The fee increases depend on which section of the Act is implicated by the request for a written opinion. Opinions on misleading representation and deceptive marketing practice provisions, which previously cost C$500, are now C$1,000. The service standard for the review of a non-complex case in that category has increased from eight days to two weeks and for a complex case from thirty days to six weeks. The fee for an advisory opinion on "all other" sections of the Act used to be C$4,000 with a service standard of four weeks for non-complex cases and eight weeks for complex. Under the new Fees and Service Standards schedule, opinions relating to sections 45 to 51 (including conspiracy and price discrimination) and section 79 (abuse of dominance) now cost C$15,000. The service standard for non-complex cases is six weeks and for complex cases, ten weeks. The service standard has therefore increased by two weeks in each case, while the cost has increased (astronomically) from C$4000 to C$15,000. With respect to the remaining provisions of the Act (not including ARC requests or opinions regarding merger notification requirements), the fee is C$5,000 and the service standard is four weeks for non-complex and eight weeks for complex. This represents a 25% increase in the fees, while the service standard has remained the same.

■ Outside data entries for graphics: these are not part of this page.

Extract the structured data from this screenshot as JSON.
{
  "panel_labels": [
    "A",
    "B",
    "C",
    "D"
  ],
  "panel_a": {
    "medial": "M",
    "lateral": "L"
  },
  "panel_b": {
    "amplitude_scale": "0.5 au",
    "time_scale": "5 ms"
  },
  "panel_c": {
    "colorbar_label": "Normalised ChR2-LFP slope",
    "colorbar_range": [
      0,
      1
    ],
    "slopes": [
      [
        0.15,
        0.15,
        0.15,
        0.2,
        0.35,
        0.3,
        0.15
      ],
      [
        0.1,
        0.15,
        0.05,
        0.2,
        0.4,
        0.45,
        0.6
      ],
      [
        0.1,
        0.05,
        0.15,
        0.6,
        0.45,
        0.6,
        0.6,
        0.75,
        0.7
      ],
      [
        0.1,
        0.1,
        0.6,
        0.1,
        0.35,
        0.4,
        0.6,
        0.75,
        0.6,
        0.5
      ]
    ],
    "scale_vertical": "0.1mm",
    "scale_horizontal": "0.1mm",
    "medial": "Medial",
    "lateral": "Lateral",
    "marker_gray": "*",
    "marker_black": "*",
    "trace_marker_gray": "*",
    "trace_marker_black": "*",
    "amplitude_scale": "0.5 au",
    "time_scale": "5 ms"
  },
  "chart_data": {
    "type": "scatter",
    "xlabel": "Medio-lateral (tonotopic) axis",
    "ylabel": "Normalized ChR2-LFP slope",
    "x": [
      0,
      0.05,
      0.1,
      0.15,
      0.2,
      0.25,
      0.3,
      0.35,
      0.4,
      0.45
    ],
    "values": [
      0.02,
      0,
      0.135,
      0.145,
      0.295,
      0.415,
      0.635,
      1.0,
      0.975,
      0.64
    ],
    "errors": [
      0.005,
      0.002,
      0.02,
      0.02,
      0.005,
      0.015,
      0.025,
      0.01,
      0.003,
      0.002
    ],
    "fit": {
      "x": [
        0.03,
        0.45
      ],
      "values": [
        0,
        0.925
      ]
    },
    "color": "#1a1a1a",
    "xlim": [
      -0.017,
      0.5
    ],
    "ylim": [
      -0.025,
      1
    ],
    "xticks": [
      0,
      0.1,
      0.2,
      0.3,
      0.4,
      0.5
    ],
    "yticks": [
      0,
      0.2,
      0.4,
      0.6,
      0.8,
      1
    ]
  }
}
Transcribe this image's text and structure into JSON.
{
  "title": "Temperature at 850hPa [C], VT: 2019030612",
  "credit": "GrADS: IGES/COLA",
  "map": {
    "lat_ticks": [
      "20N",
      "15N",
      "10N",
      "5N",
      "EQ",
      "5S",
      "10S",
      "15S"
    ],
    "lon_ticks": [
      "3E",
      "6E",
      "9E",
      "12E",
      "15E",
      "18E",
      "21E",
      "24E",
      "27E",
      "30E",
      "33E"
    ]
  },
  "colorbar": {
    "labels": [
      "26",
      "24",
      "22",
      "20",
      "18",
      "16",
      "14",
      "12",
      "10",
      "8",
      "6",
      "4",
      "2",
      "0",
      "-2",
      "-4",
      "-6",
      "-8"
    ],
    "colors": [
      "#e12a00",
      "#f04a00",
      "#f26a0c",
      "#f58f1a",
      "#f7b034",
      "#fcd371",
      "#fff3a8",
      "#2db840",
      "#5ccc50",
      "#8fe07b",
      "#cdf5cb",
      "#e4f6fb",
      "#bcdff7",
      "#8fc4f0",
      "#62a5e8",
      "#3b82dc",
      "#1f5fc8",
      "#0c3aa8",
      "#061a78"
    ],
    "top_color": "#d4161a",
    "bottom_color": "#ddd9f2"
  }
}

If you would like any further information on these changes, please contact a member of the Competition Group. The Bureau's revised Fee and Service Standards Handbook may be found at http://strategis.ic.gc.ca/ssg/ct02530e.html.

Other Developments

Bureau Will Apply Identical Standards to Online Representations and Traditional Media

On February 18, 2003, the Competition Bureau (the "Bureau") released its Information Bulletin on the Application of the Competition Act to Representations on the Internet (the "Bulletin"). The Bulletin is designed to ensure that businesses that are making online representations understand their responsibilities under the misleading representation and deceptive marketing provisions of the Competition Act (the "Act"). The Bulletin, which followed a consultation process with stakeholders, details the Bureau's approach to the application of the Act to online representations. The Bureau's position is that the Act applies equally to false or misleading representations, regardless of the medium used, and that the same basic principles that govern truthfulness in traditional advertising and marketing practices apply to their online counterparts. The Bureau does not believe that the enforcement of the Act will bias business activity either toward or away from the Internet.

Commissioner Shares Views and Encourages Input on Canada's Changing Competition Regime

On February 26, 2003, Konrad von Finckenstein gave an address to the Insight Conference on Canada's changing competition regime. He briefly outlined the changes brought about by Bill C-23, which became law in June 2002, and discussed the process that is currently underway to develop the next round of proposed amendments to the Act. The Commissioner noted, among other things, the considerable support for a two-track approach to the conspiracy provisions, the possibility of introducing administrative monetary penalties into several provisions of the Act, the possible extension of private access to certain civil provisions, as well as possible changes to the current criminal pricing provisions. The Commissioner ended his address by encouraging stakeholders to actively participate in the upcoming consultation process.

Interpretation Guideline Outlines Bureau's Approach to Ordinary Course Acquisitions Exemption

The Bureau recently released its Interpretation Guideline on the exemption for acquisitions in the ordinary course of business. Paragraph 111(a) of the Act exempts certain acquisitions in the ordinary course of business from notification. The exemption was enacted for the benefit of large purchasers that buy real or personal property over the value of C$35 million for use in their ordinary business operations. The Guideline outlines the Bureau's method of determining whether an acquisition of real property or goods qualifies for the exemption.